Nel volto di mama Reem, bonario e ironico allo stesso tempo, vedo e riconosco subito il Medioriente. Lei, con il largo sorriso incorniciato dal hijab e sua figlia Aya, capelli sciolti e sguardo brillante, emanano la gentilezza che quella terra ha un modo tutto suo di esprimere.
Mi sono spesso chiesto perché il destino di tanta sofferenza là dove affabilità e raffinatezza hanno segnato la storia, nella mezzaluna fertile che ha visto l'uomo imparare a vivere in comunità.
Reem e Aya, con baba Maher e gli altri due figli Maya e Mohamed, hanno lasciato Damasco per la Giordania poco tempo dopo l'inizio del conflitto, Mohamed aveva solo 2 anni. Dopo 10 anni passati ad Amman, sono giunti in Italia a maggio di quest'anno tramite i Corridoi Umanitari, un arrivo rimandato di un anno a causa della pandemia. Sono accolti a Brescia dalla Caritas locale che ne accompagna passo passo il percorso, come previsto dal progetto.
“E' stata dura, come rifugiato in Giordania non hai documenti, non puoi lavorare, all'arrivo non ho potuto iscrivermi alla scuola pubblica e ho perso un anno”. Per Aya lo studio è tutto, ha dovuto frequentare ad Amman una scuola privata a pagamento, poi il primo semestre di Università, giocoforza sempre privata, ed ora attende la residenza per iscriversi a quella italiana. “Sono indecisa se continuare Biotecnologia o iscrivermi a Medicina, Chirurgia”
La Giordania ha accolto molti siriani, ma non senza attriti, “Appena sentono l'accento siriano ti dicono, ecco, siete venuti a rubarci il lavoro” - parole che non suonano nuove, la mamma di Aya incalza, “per qualsiasi problema in Giordania danno la colpa ai siriani”.
Gia prima del conflitto in Siria, la Giordania viveva un equilibrio precario cronicizzato tra la componente araba autoctona e quella dei profughi palestinesi che vi trovarono rifugio a seguito dei conflitti ebraico-palestinesi del '48 prima e del '67 poi, arrivando a superare il 40% della popolazione.

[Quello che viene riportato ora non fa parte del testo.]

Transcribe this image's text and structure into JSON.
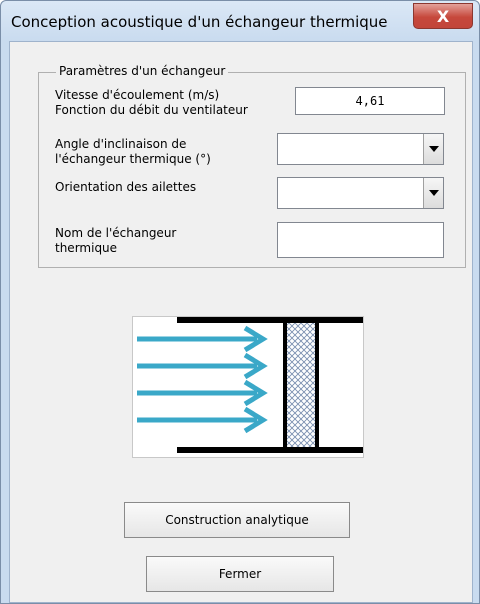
{
  "window": {
    "title": "Conception acoustique d'un échangeur thermique",
    "close_glyph": "X"
  },
  "group": {
    "legend": "Paramètres d'un échangeur",
    "fields": {
      "speed": {
        "label_line1": "Vitesse d'écoulement (m/s)",
        "label_line2": "Fonction du débit du ventilateur",
        "value": "4,61"
      },
      "angle": {
        "label_line1": "Angle d'inclinaison de",
        "label_line2": "l'échangeur thermique (°)",
        "value": ""
      },
      "orientation": {
        "label": "Orientation des ailettes",
        "value": ""
      },
      "name": {
        "label_line1": "Nom de l'échangeur",
        "label_line2": "thermique",
        "value": ""
      }
    }
  },
  "diagram": {
    "arrow_color": "#3aa8c8",
    "wall_color": "#000000",
    "mesh_color": "#7a8fb0",
    "arrow_count": 4
  },
  "buttons": {
    "construction": "Construction analytique",
    "close": "Fermer"
  }
}
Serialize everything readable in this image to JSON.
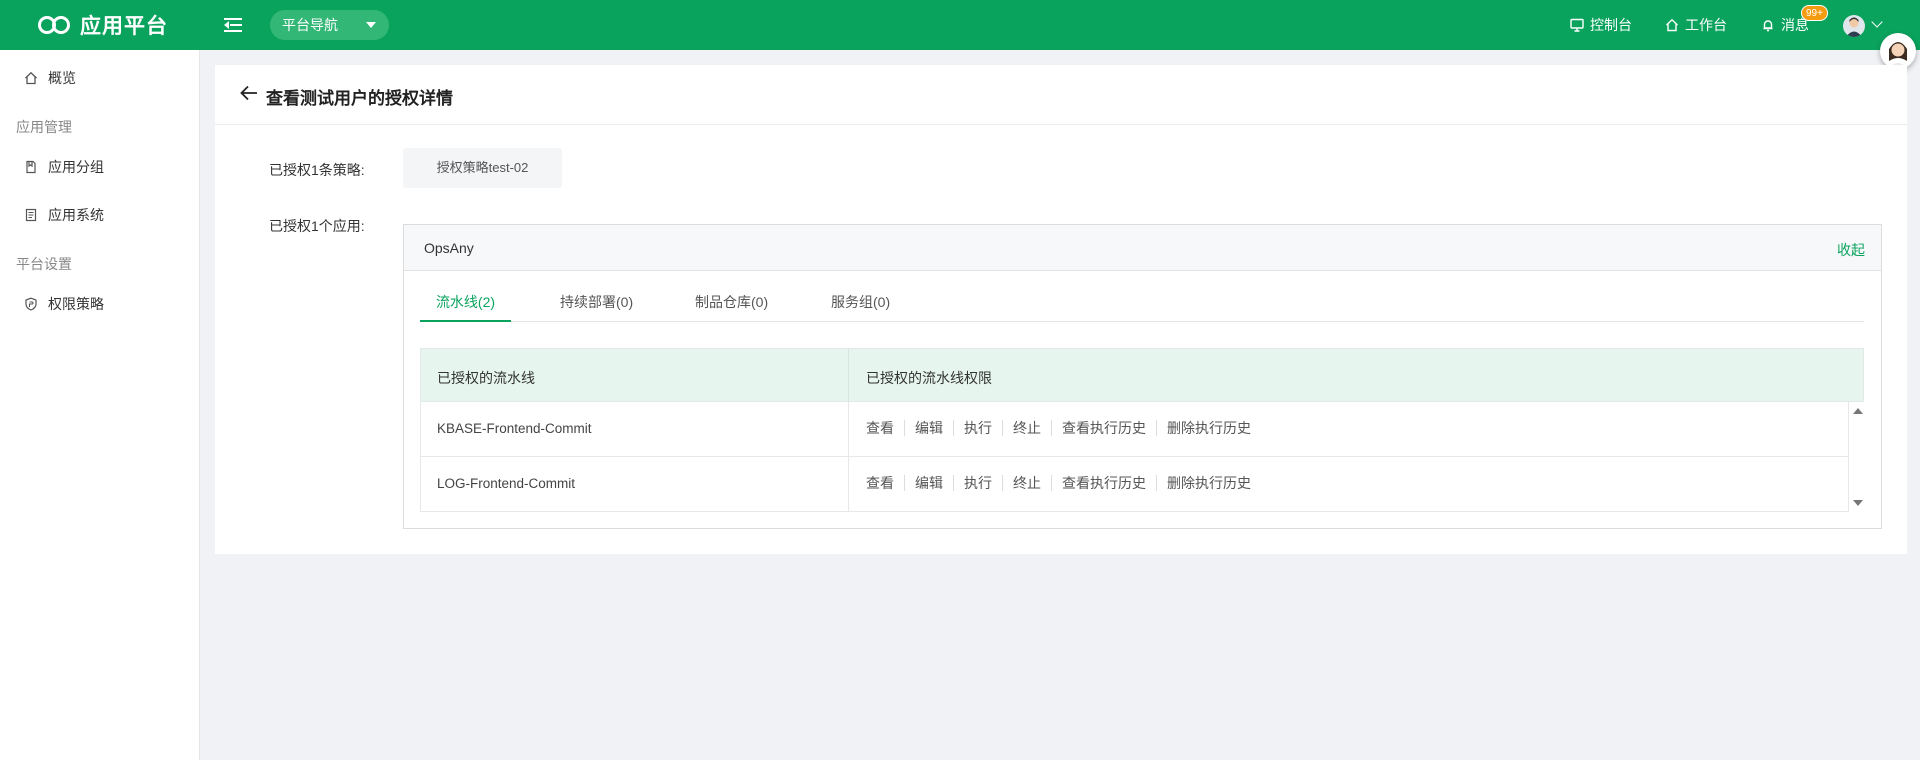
{
  "header": {
    "logo_text": "应用平台",
    "nav_dropdown": "平台导航",
    "links": {
      "console": "控制台",
      "workbench": "工作台",
      "messages": "消息"
    },
    "message_badge": "99+",
    "brand_color": "#0aa35e"
  },
  "sidebar": {
    "overview": "概览",
    "group_app_mgmt": "应用管理",
    "app_group": "应用分组",
    "app_system": "应用系统",
    "group_platform": "平台设置",
    "permission_policy": "权限策略"
  },
  "page": {
    "title": "查看测试用户的授权详情",
    "policies_label": "已授权1条策略:",
    "policy_tag": "授权策略test-02",
    "apps_label": "已授权1个应用:"
  },
  "app_panel": {
    "app_name": "OpsAny",
    "collapse": "收起",
    "tabs": [
      "流水线(2)",
      "持续部署(0)",
      "制品仓库(0)",
      "服务组(0)"
    ],
    "active_tab": 0,
    "table": {
      "columns": [
        "已授权的流水线",
        "已授权的流水线权限"
      ],
      "rows": [
        {
          "name": "KBASE-Frontend-Commit",
          "permissions": [
            "查看",
            "编辑",
            "执行",
            "终止",
            "查看执行历史",
            "删除执行历史"
          ]
        },
        {
          "name": "LOG-Frontend-Commit",
          "permissions": [
            "查看",
            "编辑",
            "执行",
            "终止",
            "查看执行历史",
            "删除执行历史"
          ]
        }
      ]
    }
  }
}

Va da sé che la nuova ondata di profughi siriani – circa 1,3 milioni su un totale di 10 – ha aumentato la pressione su un Paese in condizione socio-economica già precaria. Chiedo se l'avversione viene dalla componente autoctona, “Da entrambe” – risponde subito Reem. Anche questo non è nuovo, ci si dimentica in fretta ciò che si è subito, e si replica con gli ultimi arrivati.
“Anche per mio padre è stata dura in Giordania, per il suo lavoro”; Maher è ingegnere elettrico, e aveva già lavorato in Italia prima del conflitto siriano, proprio a Brescia dove è diventato amico di un imprenditore, Claudio Colombo, che ha facilitato l'arrivo a Brescia di tutta la famiglia. Ora vivono nell'appartamento di fianco, “Claudio è un grande amico, ci ha aiutato e ci aiuta tantissimo, per tutto, - prosegue mama Reem - solo che io a casa sua non vado perché ha due cani grossi grossi, mi fanno troppa paura!”, e scoppia a ridere!
Ride spesso Reem, anche se per lei è non è facile. Fatica con la nuova lingua, - “E' troppo difficile l'italiano!” - e si sente sola, con le sorelle e il resto della famiglia rimasti a Damasco - “Messenger, sono sempre su messenger!”. Le chiediamo se l'Italia se l'immaginava diversa; compare un sorrisetto ironico e guarda di sbieco sua figlia, come a chiedere se può dirlo, poi non si trattiene: “Siiiii, molto diversa! mio marito sempre a dire, l'Italia, l'Italia! Ma è questa l'Italia?” - non c'è traccia di rabbia, parla ridendo, è irresistibile. Da considerare che era abituata a Damasco e Amman - “E poi non trovo quello che mi serve per la mia cucina, e qui, oooh, i pomodori, 2 euro! Is too expensive!!”.
Finiamo ovviamente a parlare di cibo e arriva puntuale l'invito per un pranzo siriano alla prossima visita, obiettivo centrato.
Mama Reem deve andare a prendere Mohamed a scuola, noi restiamo ancora un po' a chiacchierare con Aya, “Mia mamma è la persona più cara che conosco, ha lasciato casa e la sua famiglia per il nostro futuro, anche se per lei è stato così difficile, eravamo piccoli, le persone non immaginano cosa vuol dire...”. Già.
Non vedo l'ora sia la prossima visita, per conoscere anche Maher, Maya, Mohamed. E per il pranzo siriano.